Model contract farming Act to counter price risks: Experts
The Economic Times , Jan 03, 2018
The government has come out with a draft model contract farming act, which industry insiders said will protect farmers from price risks and encourage food processing companies to invest more in infrastructure and farming technology once states adopt it.
The agriculture ministry has put up the model act on its website for various stakeholders, including contract farming and value chain promoting companies, producers' organisations and farmers, to submit their comments latest by January 6. Final rules under the act will be framed after considering the feedbacks, and states can adopt them as per their needs.
The draft law follows a Union budget announcement that a contract farming act would be drafted to integrate farmers with agro-industries to ensure better price realisation for their produce as part of an initiative to double the incomes of farmers in the country.
Industry insiders have welcomed the model act that seeks to ensure that farmers and buyers abide by pre-agreed price and quantity to protect farmers from post-harvest market unpredictability and bars the transfer of ownership of farmers' land to companies among other things.
"While protecting interest of small farmers, the act will ensure smooth flow of raw material to industry bypassing mandis or APMCs (agriculture produce marketing committees)," said Anil Jain, managing director at agri-business firm Jain Irrigation Systems.
"However, we need to carefully review some of the conditions in the draft act to ensure balanced protection of all stakeholders and to avoid any red-tapism in proposed structure," he said.
Jain said the dispute resolution mechanism needs to be practical and swift in contracts.
Yogesh Bellani, CEO at packaged foods company FieldFresh Foods, said the proposed act would boost investments in agriculture which is the primary source of livelihood for about 58% of the country's population.
"An Act on contract farming would encourage the private sector to take progressive steps in terms of investments and the broader use of technology in the sector, both of which will lead to greater productivity and efficiency, leading to increased farmer incomes and food security at large," he said.
According to the agriculture ministry, more than 86% of close to 120 million agricultural households in the country are small (less than or equal to 2 hectare of cultivable land) and marginal (less than or equal to 1 hectare of cultivable land). As per census 2011, the average size of landholdings in India was 1.1hectare.
Ashwani Arora, CEO at food processing and exporting firm LT Foods, said the model act would make farming a more organised activity and help improve quality and quantity of production. The model act has provided for a contract farming facilitation group at the village or Panchayat level to coordinate all arrangements between the companies and the farmers.

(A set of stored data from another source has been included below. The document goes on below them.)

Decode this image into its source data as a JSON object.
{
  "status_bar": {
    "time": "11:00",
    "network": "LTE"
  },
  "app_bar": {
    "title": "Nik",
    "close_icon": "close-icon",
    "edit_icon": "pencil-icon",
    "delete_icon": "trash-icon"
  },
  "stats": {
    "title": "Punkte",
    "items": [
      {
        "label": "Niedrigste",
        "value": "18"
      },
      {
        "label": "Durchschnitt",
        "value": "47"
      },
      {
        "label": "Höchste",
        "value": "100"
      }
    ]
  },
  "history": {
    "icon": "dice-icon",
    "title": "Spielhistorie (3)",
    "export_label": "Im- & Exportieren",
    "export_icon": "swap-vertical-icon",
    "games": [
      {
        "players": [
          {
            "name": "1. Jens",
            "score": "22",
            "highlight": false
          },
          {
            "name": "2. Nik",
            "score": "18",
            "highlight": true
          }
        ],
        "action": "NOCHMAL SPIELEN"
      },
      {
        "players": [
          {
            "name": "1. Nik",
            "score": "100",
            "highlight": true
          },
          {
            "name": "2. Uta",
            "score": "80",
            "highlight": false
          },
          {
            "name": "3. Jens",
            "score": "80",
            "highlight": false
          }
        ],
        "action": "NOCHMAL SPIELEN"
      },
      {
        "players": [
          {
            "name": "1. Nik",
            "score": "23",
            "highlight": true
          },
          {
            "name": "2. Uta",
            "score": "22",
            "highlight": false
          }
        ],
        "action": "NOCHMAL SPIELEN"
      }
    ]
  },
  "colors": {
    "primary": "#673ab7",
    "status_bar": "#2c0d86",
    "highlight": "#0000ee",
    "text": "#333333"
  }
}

Jasmeet Singh, head of the agriculture division at industry body FICCI, said the proposed rules are necessary to derisk producers from the vagaries of market fluctuations as contract farming is practiced across the country in various forms for a number of crops including sugarcane, plantation crops and potato.
However, "we don't think that a separate legal structure is required for contract farming as the provisions of the Indian Contract Act are sufficient to cover the necessary requirements", Singh said.